Today, batteries have an important place in the scope of human activities. Uninterruptible power systems, electric vehicles, charging systems, and many other electrical or electromechanical devices are based upon the use of batteries. The increase of energy efficiency, reliability, operational performance, and cost reduction offered by these systems is an extremely important task and the effectiveness of a solution to this problem depends on the simulation accuracy of these systems. Therefore, it is essential to have an ability to select an optimal battery cell structure and to determine cell parameters during the operating life of battery.

To evaluate battery performance, it is important to define the best possible architecture of the cells. For that reason, criteria such as availability, lifespan, or energy efficiency are used. An application of an appropriate mathematical model of the cells with aging parameters integration, as presented in the paper, is an essential tool for development in that field.
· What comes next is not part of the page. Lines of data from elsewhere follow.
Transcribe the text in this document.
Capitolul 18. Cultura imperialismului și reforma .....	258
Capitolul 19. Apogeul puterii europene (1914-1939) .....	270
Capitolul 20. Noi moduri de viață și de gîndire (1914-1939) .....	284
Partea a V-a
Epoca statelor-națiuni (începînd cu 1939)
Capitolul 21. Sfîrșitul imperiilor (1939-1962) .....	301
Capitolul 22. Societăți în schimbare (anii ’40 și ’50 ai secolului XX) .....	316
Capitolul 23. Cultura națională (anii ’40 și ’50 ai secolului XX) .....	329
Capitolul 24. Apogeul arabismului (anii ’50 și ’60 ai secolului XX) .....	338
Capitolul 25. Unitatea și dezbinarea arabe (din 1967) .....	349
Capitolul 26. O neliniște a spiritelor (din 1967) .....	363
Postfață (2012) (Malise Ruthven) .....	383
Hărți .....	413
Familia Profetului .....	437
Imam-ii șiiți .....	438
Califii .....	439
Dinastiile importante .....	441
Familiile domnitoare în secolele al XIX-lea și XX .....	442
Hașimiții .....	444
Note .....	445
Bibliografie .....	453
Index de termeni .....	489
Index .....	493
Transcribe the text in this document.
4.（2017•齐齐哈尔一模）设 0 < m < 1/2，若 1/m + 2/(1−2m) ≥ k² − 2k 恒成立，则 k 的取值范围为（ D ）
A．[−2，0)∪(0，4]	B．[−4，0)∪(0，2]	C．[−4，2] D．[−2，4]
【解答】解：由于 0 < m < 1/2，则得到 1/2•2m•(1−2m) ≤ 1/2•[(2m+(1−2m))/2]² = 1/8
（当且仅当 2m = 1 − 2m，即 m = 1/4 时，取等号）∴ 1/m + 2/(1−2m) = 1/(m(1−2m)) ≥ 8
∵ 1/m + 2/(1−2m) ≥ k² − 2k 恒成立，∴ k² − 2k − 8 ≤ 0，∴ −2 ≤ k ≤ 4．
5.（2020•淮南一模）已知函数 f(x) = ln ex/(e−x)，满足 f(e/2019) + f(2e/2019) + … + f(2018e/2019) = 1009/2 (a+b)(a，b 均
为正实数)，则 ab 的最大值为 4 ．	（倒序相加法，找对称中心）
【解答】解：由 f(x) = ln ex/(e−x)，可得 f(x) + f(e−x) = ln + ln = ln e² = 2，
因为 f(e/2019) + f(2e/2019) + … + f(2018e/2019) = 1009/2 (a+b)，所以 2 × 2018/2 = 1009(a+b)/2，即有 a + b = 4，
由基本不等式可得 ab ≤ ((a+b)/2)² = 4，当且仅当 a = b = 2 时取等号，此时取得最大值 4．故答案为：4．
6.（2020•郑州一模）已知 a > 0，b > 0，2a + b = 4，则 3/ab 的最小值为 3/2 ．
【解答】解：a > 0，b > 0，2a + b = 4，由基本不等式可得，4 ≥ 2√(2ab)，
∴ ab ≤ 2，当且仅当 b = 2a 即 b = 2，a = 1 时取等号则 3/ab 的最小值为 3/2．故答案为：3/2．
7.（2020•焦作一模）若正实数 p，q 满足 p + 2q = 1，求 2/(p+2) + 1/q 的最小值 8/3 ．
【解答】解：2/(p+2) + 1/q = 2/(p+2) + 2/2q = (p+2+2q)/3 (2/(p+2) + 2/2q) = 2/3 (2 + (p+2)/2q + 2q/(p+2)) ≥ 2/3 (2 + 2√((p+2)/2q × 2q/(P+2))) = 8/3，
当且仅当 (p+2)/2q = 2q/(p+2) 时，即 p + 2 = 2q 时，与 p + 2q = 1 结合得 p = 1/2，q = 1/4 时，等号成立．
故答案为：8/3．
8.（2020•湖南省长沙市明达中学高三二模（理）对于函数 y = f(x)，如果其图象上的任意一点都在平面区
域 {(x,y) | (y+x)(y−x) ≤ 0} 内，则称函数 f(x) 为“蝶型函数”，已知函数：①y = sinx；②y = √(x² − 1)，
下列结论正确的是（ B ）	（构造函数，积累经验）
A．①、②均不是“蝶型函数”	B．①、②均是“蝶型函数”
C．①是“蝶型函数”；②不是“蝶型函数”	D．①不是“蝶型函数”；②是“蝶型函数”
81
The developed simulation model of cells with the implementation of the aging effect, which is described in this study, can be used for the design, calculation, and simulation of battery architecture. The criteria for optimal architecture are the parameters such as accessibility of cells, operating life, and energy efficiency. The advantages of this model are the simplicity of parameter determination as well as applicability for series and parallel connection of different types of cells. The drawback of the model is the difficulty in determining the linear part of the open-circuit voltage curve for some types of cells, but this drawback is common for many similar models.

The simulation result of the developed model is comparable with the more complex Nernst model, which includes the most common values describing the aging of a cell: aging aspect, the influence of temperature, and depth of discharge. These parameters can also be measured and implemented in the model.